I’m struck, immediately, by two moments. No, the now-famous Joe the Plumber was nowhere in sight in either case. I’m struck by, and I’m stuck on, the following statement by John McCain: “I’m proud of the people that come to our rallies.” Whoa. You’re proud of that, Senator McCain? Really? You’re proud of the rabid crowd that grows so inflamed that it spews out random belches of anger and racism and murderous violence like molten comets zooming skyward from the bowels of an erupting volcano? How would YOU characterize the hollering of “kill him!” during GOP stump speeches when Barack Obama’s name is mentioned, Senator McCain? You can’t get away with blaming one or two bubbles popping at the surface of the boiling pot of oatmeal for being hot, and excuse the rest of the pot from having reached the boiling point.

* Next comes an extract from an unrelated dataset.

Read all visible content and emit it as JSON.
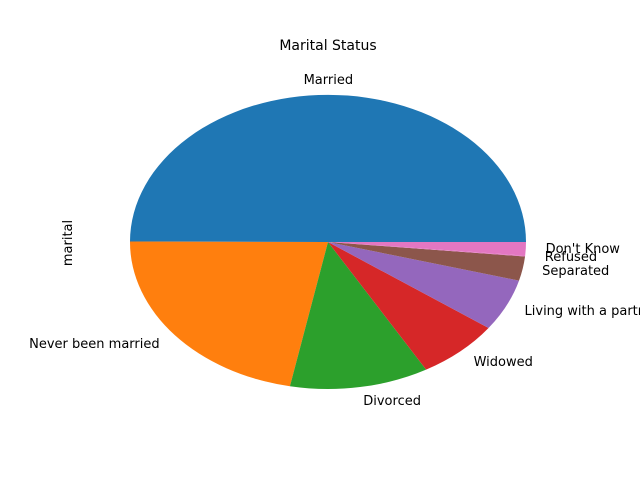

The other involved a second incendiary topic -- the choice issue. Moderator Bob Schieffer dared to tread through the treacherous turf of abortion. Soon enough, the talk turned to late-term abortions, and Obama’s opposition to them except in the case of the health or life of the mother. And there was John McCain twitching his fingers in the air to put the word “health” in quotation marks -- at once insulting and stunningly dismissive. A woman’s “health” is something to be demeaned or discounted? A woman’s “health” is so trivial that you put it in visual quotation marks as a wink-wink nudge-nudge type of thing? Excuse me?
Schieffer caused many of the softest sore spots to be laid bare. William Ayers came up for discussion, in what appeared to be an easy point scored for John McCain. Everyone knew or suspected that Ayers would be brought up somehow or other. McCain attempted to use him as a charging bull in a bullfight, with Obama as a sort of matador, brushing the bull past any danger zones with a flourish of his bright red cape. And it was a very fair point Obama made, observing how Ayers has become a main focus, if not an obsession, with the McCain campaign -- which he said tells you more about the McCain campaign than it does about Obama himself.